Oggi tema di italiano anche per tutti le candidate e candidati di Trani, in un'atmosfera complessivamente di gran serenità.
Al liceo De Sanctis, anche a dieci minuti dall'inizio della prova, c'era ancora voglia di scherzare, nonostante non si nasconda un comprensibile stato di ansia: «La tensione non manca - dicono alcune candidate - ma siamo anche felici perché stiamo realizzando che questa è la terzultima volta che saremo in questo liceo».
Ed un'altra ragazza, disinnescando completamente le paure, si fa forte con il più semplice dei ragionamenti: «Nessuna ansia, perché la prova di italiano è come un compito in classe, né più, né meno».
Queste le tracce:
•la poesia "Il porto sepolto", confluita nel 1942 nella raccolta L’Allegria, di Giuseppe Ungaretti.

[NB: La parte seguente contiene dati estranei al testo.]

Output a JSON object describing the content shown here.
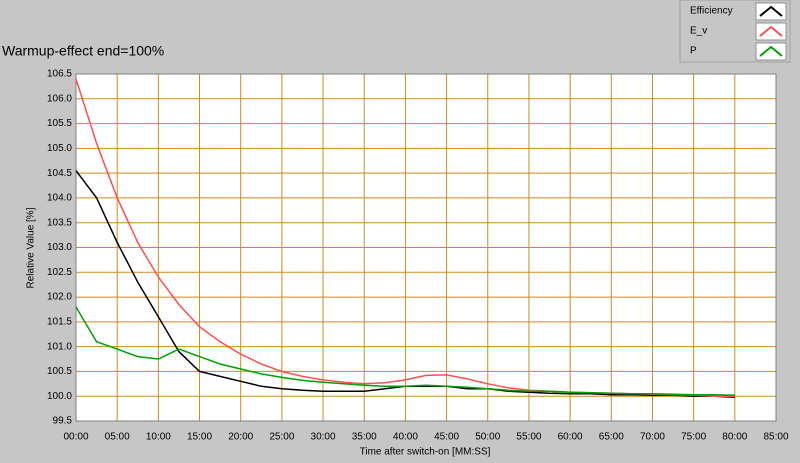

•Eredità del Novecento di Corrado Stajano.
•Il giorno della civetta di Leonardo Sciascia.
•Istruzioni per l’uso del futuro, di Tomaso Montanari.
•Anche Gino Bartali, il campione di ciclismo nominato «Giusto tra le nazioni» per aver salvato numerosi ebrei ai tempi delle persecuzioni nazifasciste.
•Un testo di Steven Sloman e Philip Fernbach su illusione e conoscenza.
•Traccia di attualità, infine: «Dalla Chiesa martire dello Stato». Il riferimento è al generale Carlo Alberto Dalla Chiesa.